Thank you to Penny of Jeroxie.com for being our wonderful IIP host once again. I wonder what the rest of the party goers made? I'm going to check them out and you really should too!
Makes about 8 hotdogs
5 tablespoons ground almonds
250g/9 ounces firm (not silken) tofu
2 tablespoons soy sauce
3 tablespoons mild vegetable oil (I used grapeseed oil)
1/4 cup finely chopped onion
2 teaspoons smoked sweet paprika (or 1/4 tsp chilli powder)
1-1/2 teaspoons caster sugar
1 teaspoon fresh garlic, sliced
1 teaspoon salt
3/4 teaspoon freshly ground black pepper
1/2 teaspoon ground coriander
1/4 teaspoon ground fenugreek (or mace)
1/4 teaspoon ground cardamom
1/4 teaspoon ground cumin
1 cup + 1 tablespoon lentil flour
1 teaspoon tapioca flour (or arrowroot flour)
1. Crumble the tofu into the blender. Measure the soy sauce into a measuring cup and add enough water so the mixture equals 100ml (6-1/2 tablespoons). Add this to the blender.
2. Add remaining ingredients to blender except lentil and tapioca flours. Blenderise until completely smooth. Empty into a large mixing bowl.

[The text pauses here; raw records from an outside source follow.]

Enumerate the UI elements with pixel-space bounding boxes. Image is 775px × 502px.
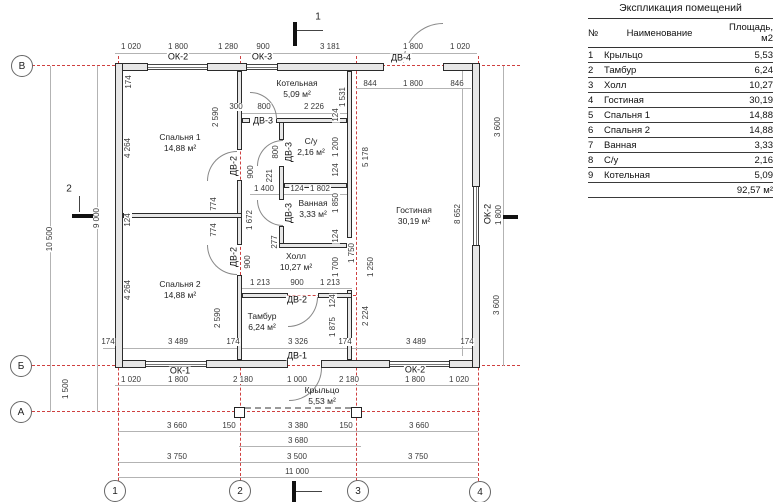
dimension-label: 1 800 xyxy=(404,376,426,384)
wall-segment xyxy=(347,71,352,238)
table-row: 3Холл10,27 xyxy=(588,78,773,93)
dimension-line xyxy=(118,477,478,478)
table-row: 2Тамбур6,24 xyxy=(588,63,773,78)
dimension-label: 4 264 xyxy=(124,137,132,159)
room-table-body: 1Крыльцо5,532Тамбур6,243Холл10,274Гостин… xyxy=(588,48,773,183)
dimension-label: 1 400 xyxy=(253,185,275,193)
wall-segment xyxy=(207,63,247,71)
room-label: Холл10,27 м² xyxy=(280,251,312,273)
dimension-label: 3 181 xyxy=(319,43,341,51)
dimension-label: 1 700 xyxy=(332,256,340,278)
dimension-label: 1 200 xyxy=(332,136,340,158)
dimension-label: 174 xyxy=(459,338,474,346)
dimension-label: 2 226 xyxy=(303,103,325,111)
wall-segment xyxy=(472,245,480,368)
dimension-label: 1 213 xyxy=(249,279,271,287)
dimension-label: 3 380 xyxy=(287,422,309,430)
dimension-label: 277 xyxy=(271,234,279,249)
table-row: 5Спальня 114,88 xyxy=(588,108,773,123)
room-label: Спальня 214,88 м² xyxy=(159,279,200,301)
dimension-line xyxy=(356,88,471,89)
wall-segment xyxy=(123,213,242,218)
table-row: 9Котельная5,09 xyxy=(588,168,773,183)
dimension-label: 844 xyxy=(362,80,377,88)
dimension-label: 1 000 xyxy=(286,376,308,384)
dimension-label: 1 020 xyxy=(448,376,470,384)
opening-label: ДВ-2 xyxy=(286,296,308,305)
opening-label: ДВ-3 xyxy=(285,202,294,224)
room-label: Тамбур6,24 м² xyxy=(248,311,277,333)
room-label: Спальня 114,88 м² xyxy=(159,132,200,154)
dimension-line xyxy=(239,446,361,447)
opening-label: ОК-2 xyxy=(404,366,426,375)
room-label: Котельная5,09 м² xyxy=(276,78,317,100)
dimension-label: 774 xyxy=(210,196,218,211)
axis-circle: 3 xyxy=(347,480,369,502)
wall-segment xyxy=(347,290,352,360)
dimension-label: 300 xyxy=(228,103,243,111)
dimension-label: 3 660 xyxy=(166,422,188,430)
room-schedule-table: № Наименование Площадь, м2 1Крыльцо5,532… xyxy=(588,18,773,198)
axis-line-a-row xyxy=(32,411,480,412)
floor-plan-sheet: ВБА1234 12 Спальня 114,88 м²Котельная5,0… xyxy=(0,0,775,502)
dimension-label: 9 000 xyxy=(93,207,101,229)
window-ok3-top xyxy=(247,64,277,70)
dimension-label: 1 672 xyxy=(246,209,254,231)
dimension-label: 1 800 xyxy=(495,204,503,226)
opening-label: ДВ-3 xyxy=(252,117,274,126)
dimension-label: 2 224 xyxy=(362,305,370,327)
dimension-label: 4 264 xyxy=(124,279,132,301)
dimension-label: 900 xyxy=(255,43,270,51)
dimension-label: 174 xyxy=(337,338,352,346)
section-label: 2 xyxy=(66,184,72,195)
dimension-label: 1 500 xyxy=(62,378,70,400)
axis-circle: В xyxy=(11,55,33,77)
dimension-label: 846 xyxy=(449,80,464,88)
dimension-label: 3 680 xyxy=(287,437,309,445)
porch-column xyxy=(351,407,362,418)
header-number: № xyxy=(588,19,604,48)
dimension-label: 800 xyxy=(272,144,280,159)
opening-label: ДВ-2 xyxy=(230,155,239,177)
axis-circle: 4 xyxy=(469,481,491,502)
door-arc-dv3-bath xyxy=(257,200,283,226)
opening-label: ОК-2 xyxy=(484,203,493,225)
dimension-label: 1 800 xyxy=(167,376,189,384)
room-label: Ванная3,33 м² xyxy=(298,198,327,220)
dimension-label: 124 xyxy=(289,185,304,193)
dimension-label: 124 xyxy=(124,212,132,227)
dimension-label: 3 500 xyxy=(286,453,308,461)
axis-circle: 1 xyxy=(104,480,126,502)
wall-segment xyxy=(242,118,250,123)
dimension-label: 174 xyxy=(100,338,115,346)
dimension-label: 1 020 xyxy=(120,376,142,384)
porch-column xyxy=(234,407,245,418)
dimension-label: 800 xyxy=(256,103,271,111)
dimension-label: 1 280 xyxy=(217,43,239,51)
dimension-label: 124 xyxy=(332,162,340,177)
opening-label: ОК-3 xyxy=(251,53,273,62)
axis-circle: Б xyxy=(10,355,32,377)
section-mark-1-top xyxy=(293,22,297,46)
table-row: 1Крыльцо5,53 xyxy=(588,48,773,63)
dimension-label: 1 020 xyxy=(120,43,142,51)
section-label: 1 xyxy=(315,12,321,23)
dimension-label: 124 xyxy=(332,107,340,122)
wall-segment xyxy=(279,243,347,248)
wall-segment xyxy=(321,360,390,368)
dimension-label: 3 489 xyxy=(405,338,427,346)
dimension-label: 900 xyxy=(289,279,304,287)
axis-circle: А xyxy=(10,401,32,423)
opening-label: ДВ-3 xyxy=(285,141,294,163)
header-name: Наименование xyxy=(604,19,715,48)
room-label: Крыльцо5,53 м² xyxy=(305,385,340,407)
room-label: С/у2,16 м² xyxy=(297,136,325,158)
dimension-label: 150 xyxy=(338,422,353,430)
opening-label: ОК-2 xyxy=(167,53,189,62)
dimension-label: 1 875 xyxy=(329,316,337,338)
wall-segment xyxy=(279,122,284,140)
dimension-label: 2 180 xyxy=(338,376,360,384)
dimension-label: 1 213 xyxy=(319,279,341,287)
dimension-line xyxy=(118,431,478,432)
dimension-label: 3 600 xyxy=(493,294,501,316)
section-mark-1-top-line xyxy=(297,30,323,31)
total-area: 92,57 м² xyxy=(588,183,773,198)
dimension-label: 2 180 xyxy=(232,376,254,384)
dimension-label: 174 xyxy=(125,74,133,89)
opening-label: ДВ-4 xyxy=(390,54,412,63)
table-row: 4Гостиная30,19 xyxy=(588,93,773,108)
section-mark-2-right xyxy=(502,215,518,219)
dimension-line xyxy=(462,71,463,356)
dimension-label: 11 000 xyxy=(284,468,310,476)
dimension-label: 124 xyxy=(329,293,337,308)
room-label: Гостиная30,19 м² xyxy=(396,205,432,227)
dimension-label: 2 590 xyxy=(212,106,220,128)
dimension-label: 774 xyxy=(210,222,218,237)
dimension-line xyxy=(118,462,478,463)
dimension-label: 1 850 xyxy=(332,192,340,214)
opening-label: ДВ-1 xyxy=(286,352,308,361)
dimension-label: 124 xyxy=(332,228,340,243)
dimension-label: 1 800 xyxy=(167,43,189,51)
dimension-label: 1 800 xyxy=(402,43,424,51)
section-mark-2-left-line xyxy=(79,196,80,212)
dimension-label: 3 489 xyxy=(167,338,189,346)
dimension-line xyxy=(97,66,98,412)
table-row: 6Спальня 214,88 xyxy=(588,123,773,138)
dimension-line xyxy=(103,348,472,349)
wall-segment xyxy=(237,275,242,360)
table-row: 7Ванная3,33 xyxy=(588,138,773,153)
dimension-label: 1 802 xyxy=(309,185,331,193)
room-schedule-title: Экспликация помещений xyxy=(588,2,773,14)
dimension-label: 8 652 xyxy=(454,203,462,225)
table-header-row: № Наименование Площадь, м2 xyxy=(588,19,773,48)
wall-segment xyxy=(472,63,480,187)
section-mark-1-bottom-line xyxy=(296,491,322,492)
dimension-label: 3 326 xyxy=(287,338,309,346)
dimension-label: 1 750 xyxy=(348,242,356,264)
dimension-label: 1 250 xyxy=(367,256,375,278)
dimension-label: 900 xyxy=(247,164,255,179)
dimension-label: 2 590 xyxy=(214,307,222,329)
porch-edge xyxy=(245,407,351,409)
dimension-label: 174 xyxy=(225,338,240,346)
dimension-line xyxy=(242,288,352,289)
wall-segment xyxy=(242,293,288,298)
dimension-label: 3 750 xyxy=(166,453,188,461)
wall-segment xyxy=(115,63,123,368)
dimension-label: 1 531 xyxy=(339,86,347,108)
dimension-label: 1 020 xyxy=(449,43,471,51)
dimension-label: 150 xyxy=(221,422,236,430)
opening-label: ДВ-2 xyxy=(230,246,239,268)
table-total-row: 92,57 м² xyxy=(588,183,773,198)
dimension-label: 3 750 xyxy=(407,453,429,461)
dimension-label: 10 500 xyxy=(46,226,54,252)
axis-circle: 2 xyxy=(229,480,251,502)
table-row: 8С/у2,16 xyxy=(588,153,773,168)
window-ok2-top xyxy=(148,64,207,70)
dimension-label: 3 660 xyxy=(408,422,430,430)
dimension-label: 5 178 xyxy=(362,146,370,168)
dimension-label: 1 800 xyxy=(402,80,424,88)
window-ok2-right xyxy=(473,187,479,245)
dimension-label: 900 xyxy=(244,254,252,269)
wall-segment xyxy=(277,63,384,71)
room-schedule: Экспликация помещений № Наименование Пло… xyxy=(588,2,773,198)
wall-segment xyxy=(206,360,288,368)
dimension-label: 3 600 xyxy=(494,116,502,138)
header-area: Площадь, м2 xyxy=(715,19,773,48)
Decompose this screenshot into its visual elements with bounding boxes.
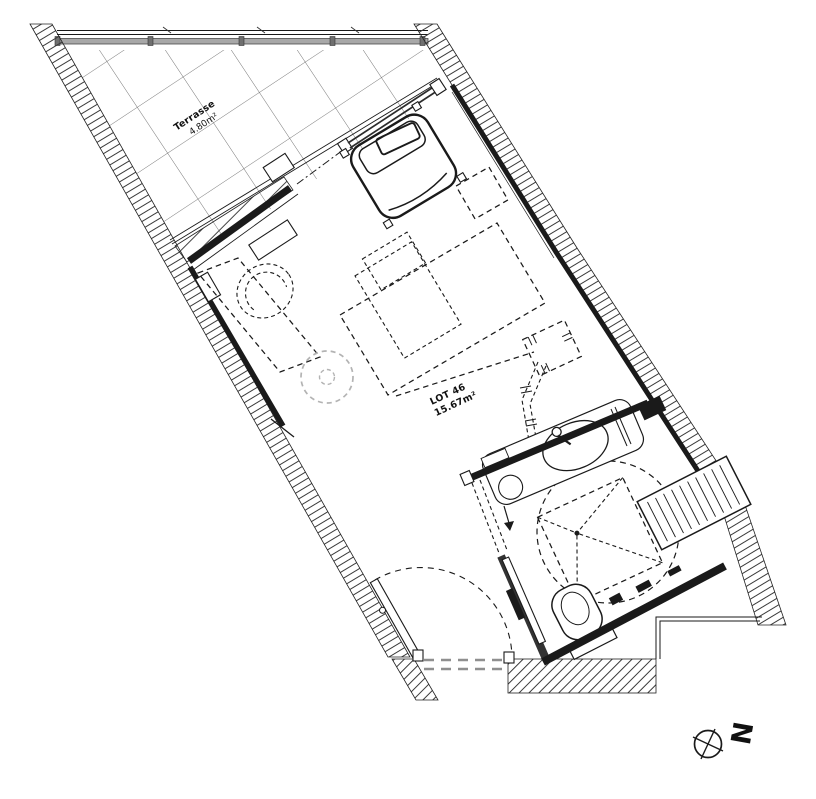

3. Add the 2 flours and mix until evenly combined. You’ll have a soft dough.
4. Divide dough into eight pieces (depending on what sized hotdog you want). Roll each piece into a hotdog shape and ensure you don’t roll them longer than your steamer! Wrap each hotdog in parchment paper and then in aluminium foil. Lightly twist the ends together.
5. Bring water to boil in a pot that has a steamer insert. Arrange wrapped hotdogs in your steamer insert with the seam side down. There is less chance of the hotdogs bursting the foil if they are packed tightly in the steamer. You can arrange four dogs on the bottom, then another four at a 90 degree angle on top.
6. Steam for 45 minutes over gently simmering water. If you’ve arranged your hotdogs in two layers, switch their positions halfway through the cooking time (bottom ones on top and top ones on bottom). Turn heat off and let cool.
7. To cook, simmer unwrapped dogs in water for 5 minutes. These can be frozen for future use (leave them wrapped in parchment/foil, and place in a plastic freezer bag).
Spiral Puff Shells
3 cups all purpose flour
1/2 cup vegetable oil
1 tablespoon sugar
1 teaspoon salt
1/2 cup cold water
1/3 cup vegetable oil
Extra oil, for frying
1. Put 2 cups of flour in one big bowl and 1 cup of flour in a small bowl. Water dough: In the big one add 1/2 cup of vegetable oil, 1 tbs sugar, 1 tsp salt. Mix thoroughly then add about less than 1/2 cup of cold water little at a time to make a smooth but firm dough. Oil dough: In the small bowl, gradually add up to 1/3 cups of vegetable oil and mix to make a dough soft enough to spread.
2. Roll the big water dough into about a foot rectangle and place the smaller oil dough on the top upper half of the bigger dough. Make sure there is a 1/2 inch border along the 3 edges of the oil dough.
3. Fold water dough in half covering the oil dough completely and seal it, making sure no air is trapped inside.
4. Shape the dough by pressing and rolling a rectangle (approx 30 x 10 inch). The dough should be thin enough to roll into a log.
5. When rolled, slice off the uneven tip of the log and slice the next one into about 1 inch thick. Flatten the spiral dough with a rolling pin and carefully roll it into a round shape. Wrap the spiral shell over the hotdog, pinching the edges flatly, then crimping to close. Leave the two ends where the hotdog stick out open.
6. Deep fry in vegetable oil until golden. Place them on paper towels to absorb excess oil and serve.